Selain itu, saya juga menyarankan agar perusahaan TIK lebih aktif dalam memberikan pelatihan etika dan profesionalisme untuk karyawannya. Jadi, bukan cuma hard skill yang diasah, tapi juga soft skill dan pemahaman soal etika profesi. Buat mahasiswa atau calon profesional, penting juga ada kurikulum yang lebih fokus pada pemahaman etika digital dan tanggung jawab sosial, supaya sejak awal mereka udah terbiasa untuk bekerja secara profesional dan bertanggung jawab.

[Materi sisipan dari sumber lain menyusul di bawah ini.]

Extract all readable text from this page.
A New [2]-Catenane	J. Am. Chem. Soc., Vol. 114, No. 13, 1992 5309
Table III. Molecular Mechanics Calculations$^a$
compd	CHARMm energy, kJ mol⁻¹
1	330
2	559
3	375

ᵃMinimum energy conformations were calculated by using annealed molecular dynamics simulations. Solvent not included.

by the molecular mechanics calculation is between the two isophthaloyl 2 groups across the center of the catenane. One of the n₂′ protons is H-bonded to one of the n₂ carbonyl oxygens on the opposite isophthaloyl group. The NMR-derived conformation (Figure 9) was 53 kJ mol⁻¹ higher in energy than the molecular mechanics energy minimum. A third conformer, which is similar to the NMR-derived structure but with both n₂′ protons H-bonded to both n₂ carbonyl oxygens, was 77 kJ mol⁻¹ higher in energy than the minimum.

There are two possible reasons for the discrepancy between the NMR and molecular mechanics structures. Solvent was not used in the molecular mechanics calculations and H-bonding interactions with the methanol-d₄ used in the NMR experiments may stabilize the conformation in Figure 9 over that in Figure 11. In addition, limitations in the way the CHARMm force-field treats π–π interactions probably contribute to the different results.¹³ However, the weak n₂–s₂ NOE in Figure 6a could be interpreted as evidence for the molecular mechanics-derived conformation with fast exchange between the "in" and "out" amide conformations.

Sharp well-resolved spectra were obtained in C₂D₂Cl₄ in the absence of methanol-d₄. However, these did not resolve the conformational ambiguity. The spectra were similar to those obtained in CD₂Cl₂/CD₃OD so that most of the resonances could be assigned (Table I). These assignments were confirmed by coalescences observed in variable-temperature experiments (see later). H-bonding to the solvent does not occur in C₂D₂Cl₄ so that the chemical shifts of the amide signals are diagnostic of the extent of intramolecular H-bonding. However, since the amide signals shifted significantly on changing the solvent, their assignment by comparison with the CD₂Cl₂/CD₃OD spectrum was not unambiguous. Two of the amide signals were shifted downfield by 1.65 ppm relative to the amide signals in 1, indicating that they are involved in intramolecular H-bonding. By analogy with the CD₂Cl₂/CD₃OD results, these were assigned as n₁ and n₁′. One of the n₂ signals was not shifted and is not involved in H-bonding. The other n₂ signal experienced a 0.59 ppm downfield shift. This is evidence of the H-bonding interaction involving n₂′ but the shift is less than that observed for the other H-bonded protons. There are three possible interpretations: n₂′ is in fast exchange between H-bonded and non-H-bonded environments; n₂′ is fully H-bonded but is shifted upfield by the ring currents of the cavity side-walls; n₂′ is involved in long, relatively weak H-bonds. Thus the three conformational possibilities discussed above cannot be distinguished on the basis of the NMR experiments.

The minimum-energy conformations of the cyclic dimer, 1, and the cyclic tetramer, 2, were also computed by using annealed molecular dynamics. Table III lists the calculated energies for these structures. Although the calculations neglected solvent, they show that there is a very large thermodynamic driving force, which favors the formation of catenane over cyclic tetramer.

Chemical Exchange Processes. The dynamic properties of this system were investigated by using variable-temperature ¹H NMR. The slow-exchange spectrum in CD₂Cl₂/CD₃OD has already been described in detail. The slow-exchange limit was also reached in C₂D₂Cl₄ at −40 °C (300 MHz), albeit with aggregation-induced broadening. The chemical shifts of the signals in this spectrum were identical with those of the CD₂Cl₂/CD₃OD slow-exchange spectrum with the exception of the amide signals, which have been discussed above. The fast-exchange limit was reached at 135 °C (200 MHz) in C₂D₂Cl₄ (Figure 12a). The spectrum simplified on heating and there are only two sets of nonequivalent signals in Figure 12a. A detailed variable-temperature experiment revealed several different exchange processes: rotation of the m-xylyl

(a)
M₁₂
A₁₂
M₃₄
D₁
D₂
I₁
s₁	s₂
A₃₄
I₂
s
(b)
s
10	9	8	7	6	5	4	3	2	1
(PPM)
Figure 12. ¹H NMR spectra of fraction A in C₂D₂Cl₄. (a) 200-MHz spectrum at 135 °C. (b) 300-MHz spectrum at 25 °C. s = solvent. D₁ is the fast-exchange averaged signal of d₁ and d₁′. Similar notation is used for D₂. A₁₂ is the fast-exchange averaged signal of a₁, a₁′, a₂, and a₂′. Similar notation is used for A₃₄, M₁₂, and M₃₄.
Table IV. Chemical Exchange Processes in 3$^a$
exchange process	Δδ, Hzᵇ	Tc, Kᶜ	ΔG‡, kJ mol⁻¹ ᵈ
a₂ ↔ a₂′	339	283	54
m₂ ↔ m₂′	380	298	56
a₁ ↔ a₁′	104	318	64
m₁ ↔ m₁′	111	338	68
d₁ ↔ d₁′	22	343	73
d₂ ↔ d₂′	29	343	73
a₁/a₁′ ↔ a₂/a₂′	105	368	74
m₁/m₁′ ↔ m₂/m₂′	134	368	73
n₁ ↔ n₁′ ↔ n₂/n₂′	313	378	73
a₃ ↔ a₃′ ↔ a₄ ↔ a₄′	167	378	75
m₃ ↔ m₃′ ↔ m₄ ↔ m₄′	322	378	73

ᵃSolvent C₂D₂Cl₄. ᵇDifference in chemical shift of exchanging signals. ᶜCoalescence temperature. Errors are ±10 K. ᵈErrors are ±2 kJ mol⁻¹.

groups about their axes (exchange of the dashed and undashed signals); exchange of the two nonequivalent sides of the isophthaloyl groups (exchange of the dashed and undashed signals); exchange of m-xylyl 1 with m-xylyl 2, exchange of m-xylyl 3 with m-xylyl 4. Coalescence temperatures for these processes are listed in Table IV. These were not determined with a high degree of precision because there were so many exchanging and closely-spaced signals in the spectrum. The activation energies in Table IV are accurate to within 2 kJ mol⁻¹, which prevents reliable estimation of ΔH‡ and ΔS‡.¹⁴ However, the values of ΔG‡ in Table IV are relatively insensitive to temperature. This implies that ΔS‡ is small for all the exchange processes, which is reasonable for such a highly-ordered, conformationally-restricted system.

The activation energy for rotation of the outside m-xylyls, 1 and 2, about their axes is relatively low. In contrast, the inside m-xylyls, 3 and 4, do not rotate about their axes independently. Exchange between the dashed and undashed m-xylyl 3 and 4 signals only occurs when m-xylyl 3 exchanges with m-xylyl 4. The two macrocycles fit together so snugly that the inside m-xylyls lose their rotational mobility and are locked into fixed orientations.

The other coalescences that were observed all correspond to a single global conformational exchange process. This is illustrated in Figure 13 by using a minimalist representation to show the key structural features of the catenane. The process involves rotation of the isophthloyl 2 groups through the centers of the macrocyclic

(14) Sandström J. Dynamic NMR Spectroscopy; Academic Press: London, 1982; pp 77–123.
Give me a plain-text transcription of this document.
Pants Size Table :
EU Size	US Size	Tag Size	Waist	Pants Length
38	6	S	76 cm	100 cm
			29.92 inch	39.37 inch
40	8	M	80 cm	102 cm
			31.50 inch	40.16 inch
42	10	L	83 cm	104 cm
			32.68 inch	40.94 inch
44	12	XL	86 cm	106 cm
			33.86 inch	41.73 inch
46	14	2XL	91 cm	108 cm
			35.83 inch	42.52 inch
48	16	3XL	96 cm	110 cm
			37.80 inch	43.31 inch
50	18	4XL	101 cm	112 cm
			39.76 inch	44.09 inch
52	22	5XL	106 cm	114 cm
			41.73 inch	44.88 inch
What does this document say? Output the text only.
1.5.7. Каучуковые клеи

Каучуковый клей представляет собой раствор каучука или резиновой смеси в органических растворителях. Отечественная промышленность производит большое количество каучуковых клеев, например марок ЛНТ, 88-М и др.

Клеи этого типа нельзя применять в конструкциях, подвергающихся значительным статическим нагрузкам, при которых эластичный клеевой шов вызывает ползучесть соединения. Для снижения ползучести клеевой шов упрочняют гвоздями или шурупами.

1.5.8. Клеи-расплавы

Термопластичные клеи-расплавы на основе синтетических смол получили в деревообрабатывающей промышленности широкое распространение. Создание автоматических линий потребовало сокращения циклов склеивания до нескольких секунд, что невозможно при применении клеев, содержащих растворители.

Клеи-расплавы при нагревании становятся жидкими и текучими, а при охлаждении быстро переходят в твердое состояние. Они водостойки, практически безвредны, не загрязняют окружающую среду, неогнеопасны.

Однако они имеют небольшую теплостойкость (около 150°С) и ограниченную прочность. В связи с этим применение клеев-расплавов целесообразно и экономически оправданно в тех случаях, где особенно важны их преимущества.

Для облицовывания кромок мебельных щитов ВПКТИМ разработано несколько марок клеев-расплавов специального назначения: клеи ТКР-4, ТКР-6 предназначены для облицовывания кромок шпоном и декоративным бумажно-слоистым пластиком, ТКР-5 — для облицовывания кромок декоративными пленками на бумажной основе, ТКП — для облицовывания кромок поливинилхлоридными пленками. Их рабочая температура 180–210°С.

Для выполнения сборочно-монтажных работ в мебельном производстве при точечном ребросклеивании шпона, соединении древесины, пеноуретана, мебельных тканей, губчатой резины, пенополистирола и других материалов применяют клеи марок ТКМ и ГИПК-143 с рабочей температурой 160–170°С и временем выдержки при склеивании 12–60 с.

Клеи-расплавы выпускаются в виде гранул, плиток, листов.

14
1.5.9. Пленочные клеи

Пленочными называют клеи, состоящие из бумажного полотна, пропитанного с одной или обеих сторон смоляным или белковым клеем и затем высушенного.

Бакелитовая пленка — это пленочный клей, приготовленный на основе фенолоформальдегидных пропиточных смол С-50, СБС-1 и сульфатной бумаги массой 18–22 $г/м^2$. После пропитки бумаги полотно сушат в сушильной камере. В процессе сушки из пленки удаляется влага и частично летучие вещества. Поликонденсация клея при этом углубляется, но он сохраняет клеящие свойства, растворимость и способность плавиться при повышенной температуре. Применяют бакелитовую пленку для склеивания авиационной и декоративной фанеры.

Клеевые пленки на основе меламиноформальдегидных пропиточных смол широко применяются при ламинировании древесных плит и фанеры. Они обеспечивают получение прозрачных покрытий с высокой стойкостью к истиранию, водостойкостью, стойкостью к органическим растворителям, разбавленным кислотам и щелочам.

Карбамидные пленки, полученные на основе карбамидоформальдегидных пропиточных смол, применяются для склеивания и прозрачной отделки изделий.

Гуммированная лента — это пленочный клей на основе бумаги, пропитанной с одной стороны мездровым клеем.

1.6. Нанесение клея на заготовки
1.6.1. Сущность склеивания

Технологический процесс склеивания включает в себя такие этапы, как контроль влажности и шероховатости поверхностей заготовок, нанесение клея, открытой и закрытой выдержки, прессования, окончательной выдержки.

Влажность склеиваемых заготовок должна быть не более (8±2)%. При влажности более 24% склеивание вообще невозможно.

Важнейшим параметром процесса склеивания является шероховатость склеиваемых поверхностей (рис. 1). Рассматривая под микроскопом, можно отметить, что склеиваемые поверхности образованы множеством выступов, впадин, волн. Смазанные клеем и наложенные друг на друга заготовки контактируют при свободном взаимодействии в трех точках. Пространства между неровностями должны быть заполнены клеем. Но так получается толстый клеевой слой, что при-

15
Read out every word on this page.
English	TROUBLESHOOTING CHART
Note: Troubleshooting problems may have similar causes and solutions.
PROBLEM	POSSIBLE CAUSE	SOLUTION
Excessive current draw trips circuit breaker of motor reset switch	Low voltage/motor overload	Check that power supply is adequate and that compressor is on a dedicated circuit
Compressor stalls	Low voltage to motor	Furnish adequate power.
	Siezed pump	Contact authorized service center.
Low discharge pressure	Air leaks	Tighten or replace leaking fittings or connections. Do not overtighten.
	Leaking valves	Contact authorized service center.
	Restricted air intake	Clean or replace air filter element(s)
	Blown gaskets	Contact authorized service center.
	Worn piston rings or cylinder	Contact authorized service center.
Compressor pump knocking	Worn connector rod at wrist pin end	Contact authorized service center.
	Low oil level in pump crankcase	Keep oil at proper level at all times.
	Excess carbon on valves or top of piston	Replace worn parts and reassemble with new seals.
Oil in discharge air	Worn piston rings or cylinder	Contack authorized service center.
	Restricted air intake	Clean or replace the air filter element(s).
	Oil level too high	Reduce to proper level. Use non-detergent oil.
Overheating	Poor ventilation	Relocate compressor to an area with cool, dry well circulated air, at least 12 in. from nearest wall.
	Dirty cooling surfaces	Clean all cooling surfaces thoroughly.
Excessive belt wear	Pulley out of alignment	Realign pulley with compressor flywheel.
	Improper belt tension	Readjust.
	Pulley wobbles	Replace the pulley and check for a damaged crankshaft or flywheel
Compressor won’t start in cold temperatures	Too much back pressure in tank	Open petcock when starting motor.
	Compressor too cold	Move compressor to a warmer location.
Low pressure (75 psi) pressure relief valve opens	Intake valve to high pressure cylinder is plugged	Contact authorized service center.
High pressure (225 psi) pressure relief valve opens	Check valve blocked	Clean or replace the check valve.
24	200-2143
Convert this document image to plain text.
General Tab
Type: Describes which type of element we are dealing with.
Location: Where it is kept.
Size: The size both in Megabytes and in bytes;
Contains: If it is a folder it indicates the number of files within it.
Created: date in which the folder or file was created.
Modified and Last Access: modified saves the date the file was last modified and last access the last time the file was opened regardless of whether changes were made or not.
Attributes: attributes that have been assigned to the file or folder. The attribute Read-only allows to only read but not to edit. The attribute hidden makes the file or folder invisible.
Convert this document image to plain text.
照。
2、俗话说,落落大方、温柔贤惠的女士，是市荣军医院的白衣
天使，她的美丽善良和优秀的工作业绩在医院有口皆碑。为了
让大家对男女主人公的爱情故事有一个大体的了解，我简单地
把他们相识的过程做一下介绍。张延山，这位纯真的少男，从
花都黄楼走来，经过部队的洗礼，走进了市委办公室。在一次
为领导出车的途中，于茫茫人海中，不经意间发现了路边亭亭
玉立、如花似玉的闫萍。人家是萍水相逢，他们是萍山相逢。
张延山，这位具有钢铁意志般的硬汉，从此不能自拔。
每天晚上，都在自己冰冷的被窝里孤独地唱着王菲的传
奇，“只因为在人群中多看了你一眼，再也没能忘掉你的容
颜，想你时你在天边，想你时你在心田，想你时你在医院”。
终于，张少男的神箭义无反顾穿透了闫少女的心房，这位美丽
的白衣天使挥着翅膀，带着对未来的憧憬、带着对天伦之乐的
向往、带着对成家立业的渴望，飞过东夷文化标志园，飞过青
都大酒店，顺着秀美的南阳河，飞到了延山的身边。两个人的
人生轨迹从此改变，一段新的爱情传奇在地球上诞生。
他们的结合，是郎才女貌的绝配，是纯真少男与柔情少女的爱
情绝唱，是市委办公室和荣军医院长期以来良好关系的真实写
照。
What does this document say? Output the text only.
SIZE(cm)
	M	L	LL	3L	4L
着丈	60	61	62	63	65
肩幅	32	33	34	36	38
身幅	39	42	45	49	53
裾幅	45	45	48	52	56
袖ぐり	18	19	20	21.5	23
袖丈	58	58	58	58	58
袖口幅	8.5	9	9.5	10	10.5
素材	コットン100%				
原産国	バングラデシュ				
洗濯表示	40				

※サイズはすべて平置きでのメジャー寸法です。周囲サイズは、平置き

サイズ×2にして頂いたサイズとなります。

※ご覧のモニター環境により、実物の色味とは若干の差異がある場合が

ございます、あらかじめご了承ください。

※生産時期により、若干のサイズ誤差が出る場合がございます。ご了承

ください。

Intinya, kalau kita mau industri TIK berkembang dengan baik dan bisa terus dipercaya masyarakat, maka profesionalisme dan kode etik harus jadi prioritas. Kita butuh kebijakan yang jelas, pelatihan yang memadai, dan komitmen dari semua pihak untuk menjaga standar tinggi di bidang ini. Dengan begini, kita nggak cuma menghasilkan teknologi yang canggih, tapi juga teknologi yang bermanfaat dan bisa dipercaya, seperti yang disarankan oleh Sollie dan Johnson dalam kajian mereka.